Life and Death in Eden
Imagine a pacific island.
Palms and blue sea, fruits and jungle-embraced mountains; a little island paradise.
Inhabit your island with 15 men and 13 women, 5 Tahitian men and 10 English sailors - the women: Tahitian. Men outnumber women, but bear in mind Tahitian women are quite 'liberal' and under certain cultural circumstance allow the indulgence of multiple sexual partners.
Our islanders have not simply appeared upon the stage out of nowhere, so let's allow them a ship in which to arrive. However, shortly the ship is set alight and all thoughts of return to whence they came are cancelled. Why? Well, because a return to the outside world would, for some of them, in all likelihood synchronize with a waiting hangman's noose; they are mutineers and have cast adrift their captain.
Now forget our mutineers for a while, say, 18 years.
At last, Captain **** is sniffing about the pacific. 18 years have passed and he stumbles across the island. He steps into a waiting canoe and once ashore discovers quite a few women and kids but only one man!

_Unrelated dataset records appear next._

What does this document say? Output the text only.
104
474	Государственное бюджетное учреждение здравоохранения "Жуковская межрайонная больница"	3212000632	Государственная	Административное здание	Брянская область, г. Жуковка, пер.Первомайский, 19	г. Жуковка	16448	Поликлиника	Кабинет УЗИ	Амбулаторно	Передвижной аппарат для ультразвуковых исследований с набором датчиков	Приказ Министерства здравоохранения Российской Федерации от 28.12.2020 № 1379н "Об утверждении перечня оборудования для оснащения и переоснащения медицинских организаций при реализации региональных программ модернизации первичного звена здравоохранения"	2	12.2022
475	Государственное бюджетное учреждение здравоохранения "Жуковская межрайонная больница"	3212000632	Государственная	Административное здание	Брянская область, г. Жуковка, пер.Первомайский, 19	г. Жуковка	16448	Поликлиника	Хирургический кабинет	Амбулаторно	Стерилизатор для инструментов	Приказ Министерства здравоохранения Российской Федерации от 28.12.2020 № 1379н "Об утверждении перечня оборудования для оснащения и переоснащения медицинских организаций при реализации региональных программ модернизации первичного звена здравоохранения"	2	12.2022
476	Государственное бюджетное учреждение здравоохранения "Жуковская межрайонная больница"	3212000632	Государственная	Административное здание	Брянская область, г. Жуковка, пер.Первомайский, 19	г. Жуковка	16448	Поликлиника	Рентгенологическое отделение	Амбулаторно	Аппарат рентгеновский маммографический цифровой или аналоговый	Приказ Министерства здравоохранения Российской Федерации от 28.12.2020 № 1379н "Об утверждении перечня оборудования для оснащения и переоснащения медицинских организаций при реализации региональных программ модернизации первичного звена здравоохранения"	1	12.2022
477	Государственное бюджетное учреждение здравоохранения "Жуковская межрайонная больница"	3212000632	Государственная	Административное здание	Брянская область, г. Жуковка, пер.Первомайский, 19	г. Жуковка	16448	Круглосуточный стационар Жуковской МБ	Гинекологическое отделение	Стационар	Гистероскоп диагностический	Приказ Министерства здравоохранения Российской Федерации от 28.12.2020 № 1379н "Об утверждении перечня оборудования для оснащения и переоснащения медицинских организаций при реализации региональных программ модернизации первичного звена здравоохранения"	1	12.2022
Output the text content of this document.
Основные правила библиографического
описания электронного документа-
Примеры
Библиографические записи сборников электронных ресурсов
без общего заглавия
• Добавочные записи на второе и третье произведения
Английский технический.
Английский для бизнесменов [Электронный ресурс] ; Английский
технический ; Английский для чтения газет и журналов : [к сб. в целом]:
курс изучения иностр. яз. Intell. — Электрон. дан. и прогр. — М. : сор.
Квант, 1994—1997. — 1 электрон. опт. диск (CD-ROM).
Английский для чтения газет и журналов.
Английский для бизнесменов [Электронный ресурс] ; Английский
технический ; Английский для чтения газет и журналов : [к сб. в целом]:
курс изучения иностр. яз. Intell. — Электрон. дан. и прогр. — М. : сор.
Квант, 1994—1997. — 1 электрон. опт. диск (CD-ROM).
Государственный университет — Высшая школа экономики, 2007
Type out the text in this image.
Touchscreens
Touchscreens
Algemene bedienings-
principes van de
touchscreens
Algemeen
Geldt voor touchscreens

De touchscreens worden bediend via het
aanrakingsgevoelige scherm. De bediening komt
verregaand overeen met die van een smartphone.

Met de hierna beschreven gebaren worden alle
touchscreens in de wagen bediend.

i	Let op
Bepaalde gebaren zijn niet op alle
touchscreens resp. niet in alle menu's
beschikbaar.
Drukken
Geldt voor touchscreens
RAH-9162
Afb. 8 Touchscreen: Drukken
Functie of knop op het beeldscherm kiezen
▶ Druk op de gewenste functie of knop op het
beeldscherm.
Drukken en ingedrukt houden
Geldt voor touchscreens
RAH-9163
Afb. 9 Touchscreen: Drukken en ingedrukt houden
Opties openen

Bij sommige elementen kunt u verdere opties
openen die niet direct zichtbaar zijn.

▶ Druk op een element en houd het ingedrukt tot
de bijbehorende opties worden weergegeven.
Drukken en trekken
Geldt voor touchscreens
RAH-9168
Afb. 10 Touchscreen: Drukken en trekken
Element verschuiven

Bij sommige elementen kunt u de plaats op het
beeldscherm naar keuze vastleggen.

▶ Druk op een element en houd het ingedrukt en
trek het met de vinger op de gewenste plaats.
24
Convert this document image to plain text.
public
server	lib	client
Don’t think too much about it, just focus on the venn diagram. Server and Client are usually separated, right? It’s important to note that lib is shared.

He subsequently learns that the particular shortage of men arises, not by the hand of natural calamity, but largely by consequence of murder.

Idyllic!
Those of you who know the story will have guessed by now that I am talking about the Pitcairn Island occupied by the Bounty mutineers in January 1790. A true story quite well investigated by Trevor Lummis in his book 'Life and Death in Eden'; an intriguing and gripping account, apt to blow away any funny ideal of a utopian society in Paradise.
I have come across various other stories, differently flavoured, but which basically throw light upon similar themes: man against nature or man against man. One of my favorites is 'The outpost of Progress' by Joseph Conrad; two men trapped in the jungle of West Africa are waiting for a supply steamer that doesn't come. They end up killing one another over a bag of sugar! (Huuum, reminds me of my two bosses fighting over nothing!)
Anyway, I write only to pass on my enthusiasm.